Menurut Munawir (2007) aktiva tidak terbatas pada kekayaan perusahaan yang berwujud saja maupun kekayaan perusahaan yang tidak berwujud. Pada

dasarnya aktiva dapat diklasifikasikan menjadi dua bagian utama yaitu aktiva lancar dan aktiva tidak lancar. Aktiva lancar adalah uang kas dan aktiva lainnya yang dapat diharapkan untuk dicairkan atau ditukarkan menjadi uang tunai, dijual atau dikonsumer dalam periode berikutnya (paling lama satu tahun atau dalam perputaran kegiatan perusahaan yang normal). Aktiva tidak lancar adalah aktiva yang mempunyai umur kegunaan relatif permanen atau jangka panjang (mempuyai umur ekonomis lebih dari satu tahun atau tidak akan habis dalam satu kali perputaran operasi perusahaan).

Hutang adalah semua kewajiban keuangan perusahaan kepada pihak lain yang belum terpenuhi, dimana hutang ini merupakan sumber dana atau modal perusahaan yang berasal dari kreditor. Hutang atau kewajiban dapat dibedakan dalam hutang lancar (hutang jangka pendek) dan hutang tidak lancar (hutang jangka panjang). Hutang lancar atau hutang jangka pendek adalah kewajiban keuangan perusahaan yang pelunasannya atau pembayaran akan dilakukan dalam jangka pendek dengan menggunakan aktiva lancar yang dimiliki perusahaan. Sedangkan hutang jangka panjang adalah kewajiban keuangan yang jangka waktu pembayarannya (jatuh tempo) lebih dari satu tahun (Munawir,2007).

Komponen yang terakhir adalah modal, menurut Munawir (2007) modal adalah hak atau bagian yang dimiliki oleh pemilik perusahaan yang ditunjukkan dalam pos modal (modal saham), surplus dan laba yang ditahan. Atau kelebihan nilai aktiva yang dimiliki oleh perusahaan terhadap seluruh hutang-hutangnya.

2.2.2. Laporan Rugi Laba.

Laporan rugi laba adalah laporan yang merangkum pendapatan dan beban perusahaan selama suatu periode akuntansi, biasanya satu kuartal atau satu tahun.
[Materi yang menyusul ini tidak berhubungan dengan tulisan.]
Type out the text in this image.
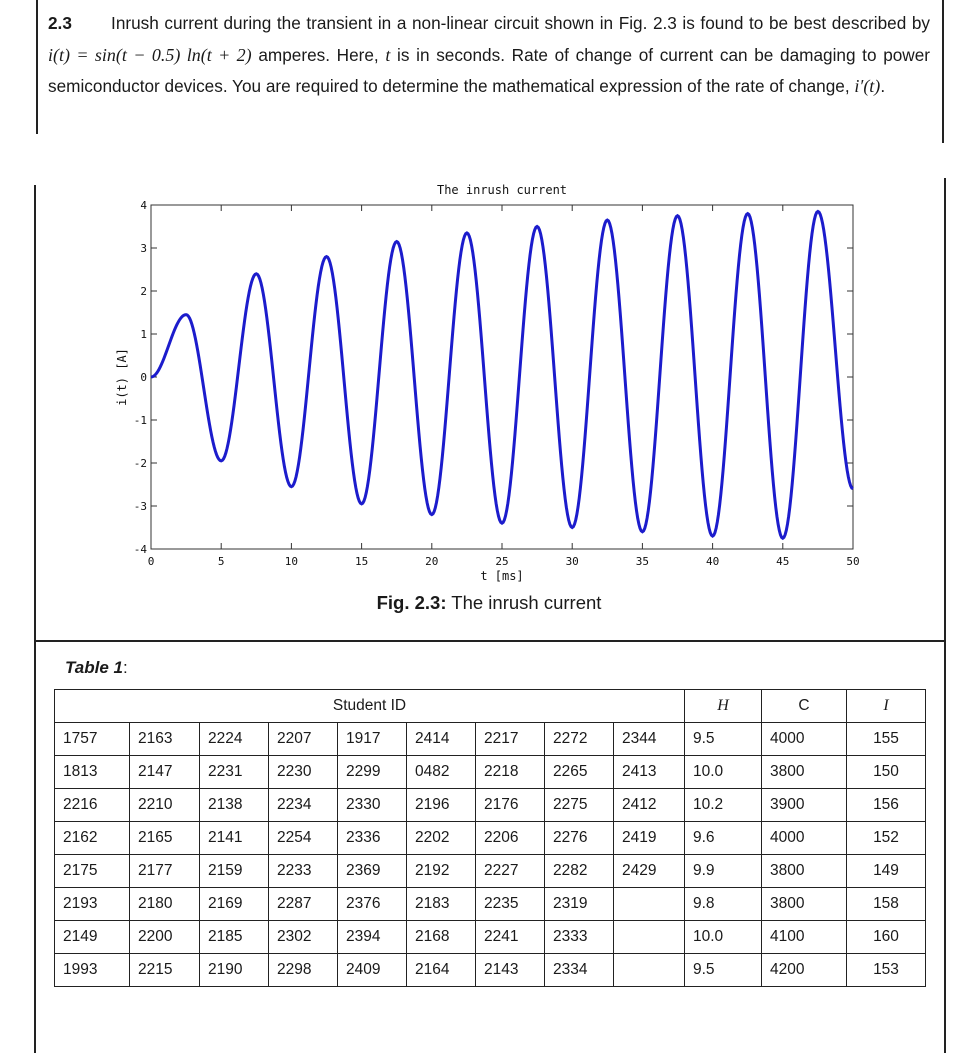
2.3 Inrush current during the transient in a non-linear circuit shown in Fig. 2.3 is found to be best described by i(t) = sin(t − 0.5) ln(t + 2) amperes. Here, t is in seconds. Rate of change of current can be damaging to power semiconductor devices. You are required to determine the mathematical expression of the rate of change, i′(t).
The inrush current
t [ms]
i(t) [A]
0	5	10	15	20	25	30	35	40	45	50
-4
-3
-2
-1
0
1
2
3
4
Fig. 2.3: The inrush current
Table 1:
Student ID									H	C	I
1757	2163	2224	2207	1917	2414	2217	2272	2344	9.5	4000	155
1813	2147	2231	2230	2299	0482	2218	2265	2413	10.0	3800	150
2216	2210	2138	2234	2330	2196	2176	2275	2412	10.2	3900	156
2162	2165	2141	2254	2336	2202	2206	2276	2419	9.6	4000	152
2175	2177	2159	2233	2369	2192	2227	2282	2429	9.9	3800	149
2193	2180	2169	2287	2376	2183	2235	2319		9.8	3800	158
2149	2200	2185	2302	2394	2168	2241	2333		10.0	4100	160
1993	2215	2190	2298	2409	2164	2143	2334		9.5	4200	153
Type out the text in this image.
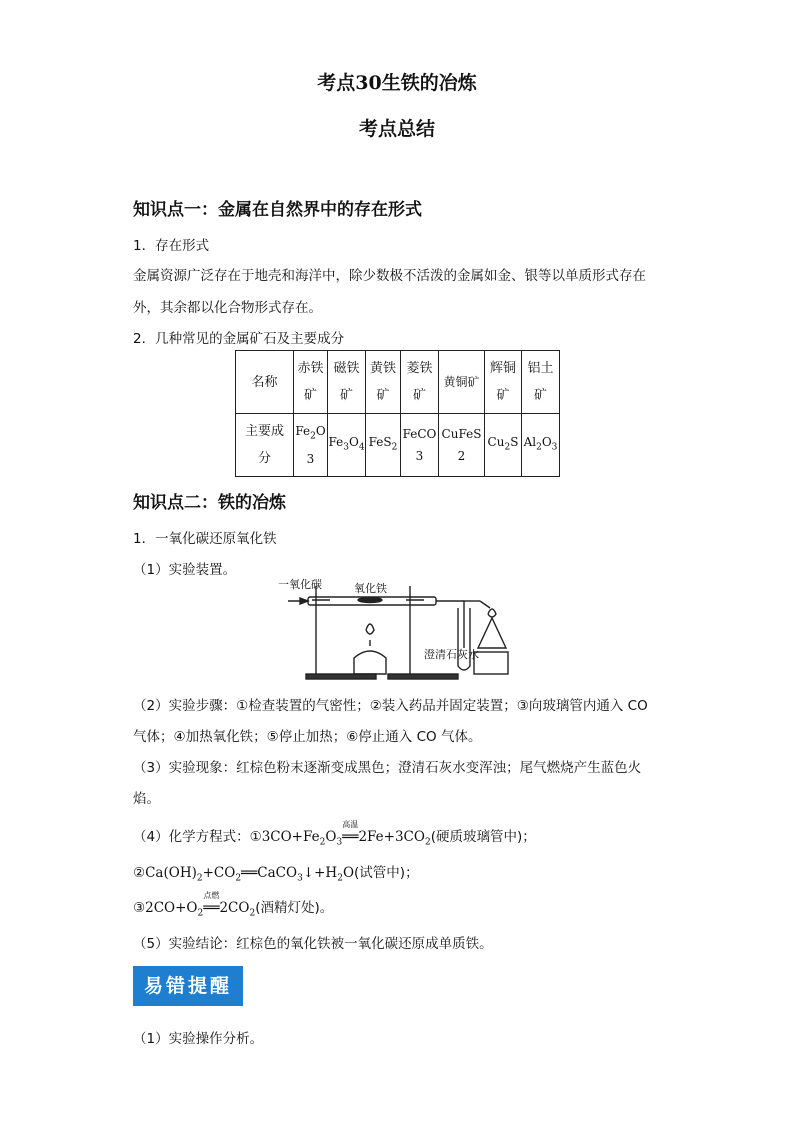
考点30生铁的冶炼
考点总结
知识点一：金属在自然界中的存在形式
1．存在形式
金属资源广泛存在于地壳和海洋中，除少数极不活泼的金属如金、银等以单质形式存在
外，其余都以化合物形式存在。
2．几种常见的金属矿石及主要成分
名称	赤铁矿	磁铁矿	黄铁矿	菱铁矿	黄铜矿	辉铜矿	铝土矿
主要成分	$Fe_2O$
3	$Fe_3O_4$	FeS$_2$	FeCO
3	CuFeS
2	$Cu_2S$	$Al_2O_3$
知识点二：铁的冶炼
1．一氧化碳还原氧化铁
（1）实验装置。
一氧化碳	氧化铁
澄清石灰水
（2）实验步骤：①检查装置的气密性；②装入药品并固定装置；③向玻璃管内通入 CO
气体；④加热氧化铁；⑤停止加热；⑥停止通入 CO 气体。
（3）实验现象：红棕色粉末逐渐变成黑色；澄清石灰水变浑浊；尾气燃烧产生蓝色火
焰。
（4）化学方程式：$①3CO+Fe_2O_3$
高温
$══2Fe+3CO_2$(硬质玻璃管中)；
$②Ca(OH)_2+CO_2══CaCO_3↓+H_2O$(试管中)；
$③2CO+O_2$
点燃
$══2CO_2$(酒精灯处)。
（5）实验结论：红棕色的氧化铁被一氧化碳还原成单质铁。
易错提醒
（1）实验操作分析。
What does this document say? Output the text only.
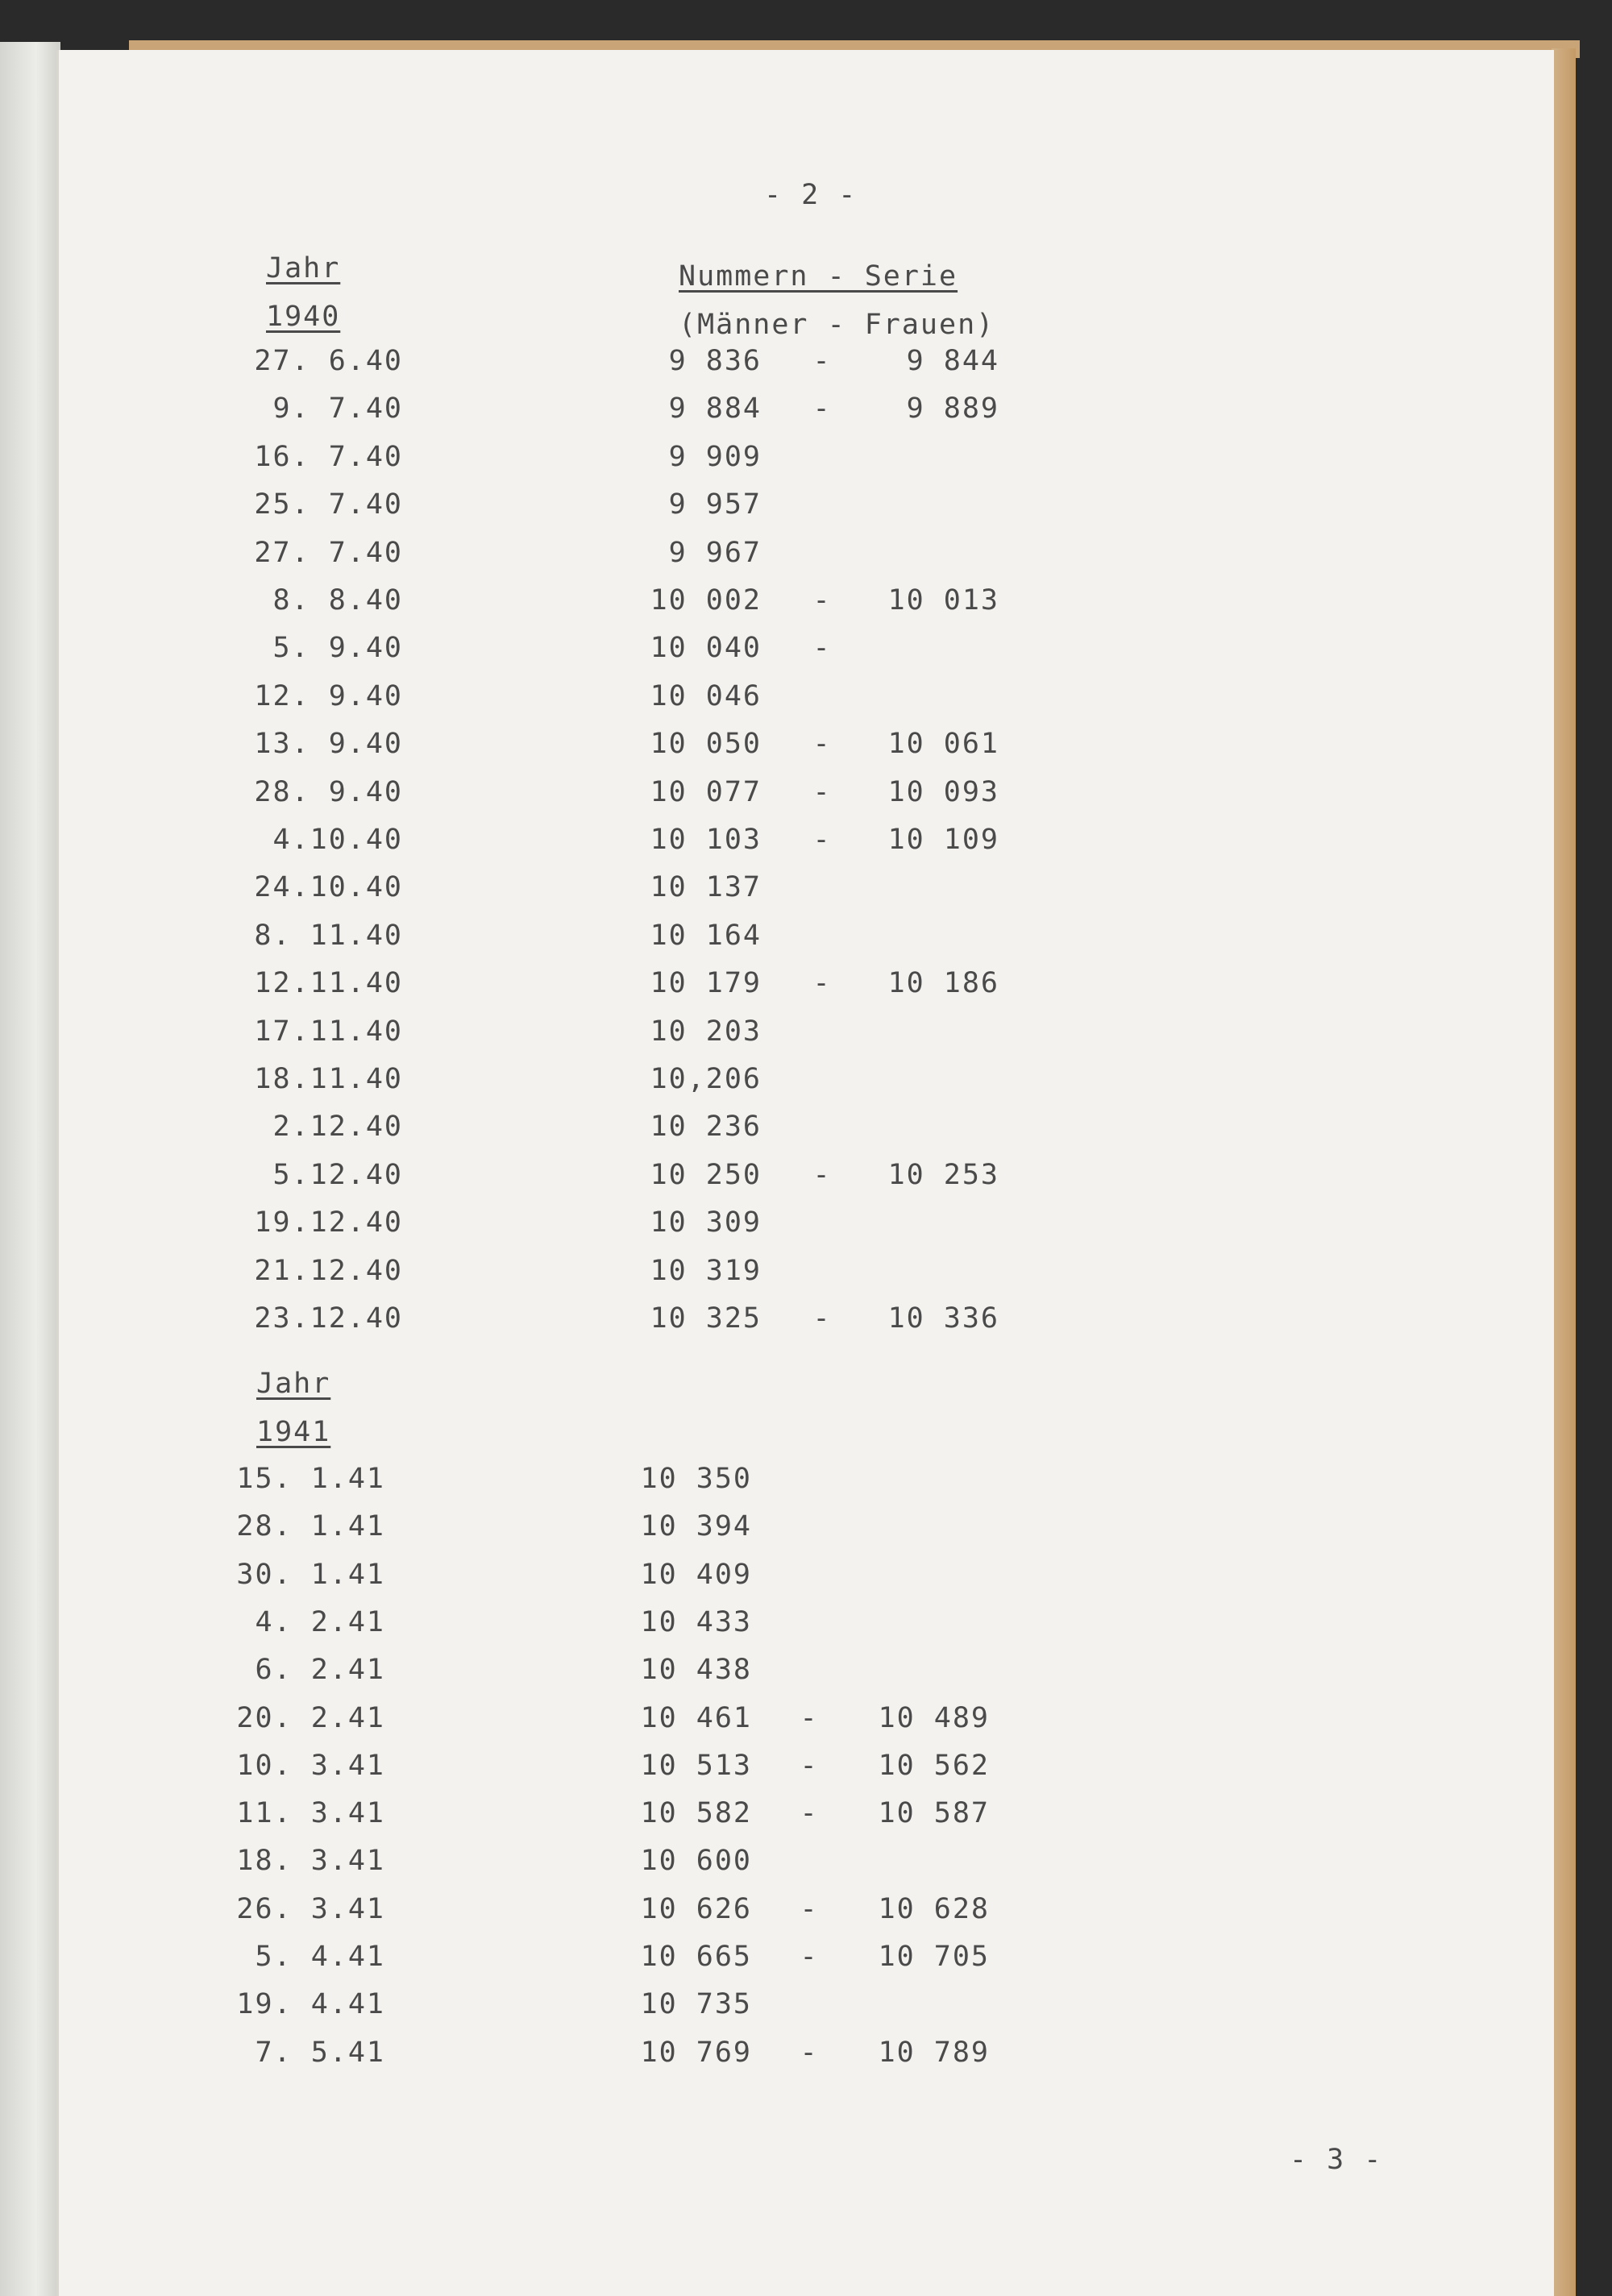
- 2 -
Jahr
1940
Nummern - Serie
(Männer - Frauen)
Jahr
1941
27. 6.40	9 836 -	9 844
9. 7.40	9 884 -	9 889
16. 7.40	9 909
25. 7.40	9 957
27. 7.40	9 967
8. 8.40	10 002 -	10 013
5. 9.40	10 040 -
12. 9.40	10 046
13. 9.40	10 050 -	10 061
28. 9.40	10 077 -	10 093
4.10.40	10 103 -	10 109
24.10.40	10 137
8. 11.40	10 164
12.11.40	10 179 -	10 186
17.11.40	10 203
18.11.40	10,206
2.12.40	10 236
5.12.40	10 250 -	10 253
19.12.40	10 309
21.12.40	10 319
23.12.40	10 325 -	10 336
15. 1.41	10 350
28. 1.41	10 394
30. 1.41	10 409
4. 2.41	10 433
6. 2.41	10 438
20. 2.41	10 461 -	10 489
10. 3.41	10 513 -	10 562
11. 3.41	10 582 -	10 587
18. 3.41	10 600
26. 3.41	10 626 -	10 628
5. 4.41	10 665 -	10 705
19. 4.41	10 735
7. 5.41	10 769 -	10 789
- 3 -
Sedangkan menurut Munawir (2007), laporan rugi laba adalah suatu laporan yang sistimatis tentang penghasilan biaya, laba rugi yang diperoleh oleh suatu perusahaan selama periode tertentu. Walaupun belum ada keseragaman tentang susunan laporan rugi laba bagi tiap perusahaan, namun prinsip-prinsip yang umumnya diterapkan adalah sebagai berikut:

1. Bagian pertama menunjukkan penghasilan yang diperoleh dari usaha pokok perusahaan (penjualan barang dagangan atau service) diikuti dengan harga pokok dari barang atau service yang dijual sehingga diperoleh laba kotor.

2. Bagian kedua menunjukkan biaya-biaya operasional yang terdiri dari penjualan dan biaya umum atau administrasi.

3. Bagian ketiga menunjukkan hasil-hasil yang diperoleh dari luar operasi pokok perusahaan yang diikuti dengan biaya-biaya yang terjadi di luar usaha pokok perusahaan.

4. Bagian keempat menunjukkan laba atau rugi yang insidentil sehingga akhirnya diperoleh laba bersih sebelum pajak pendapatan.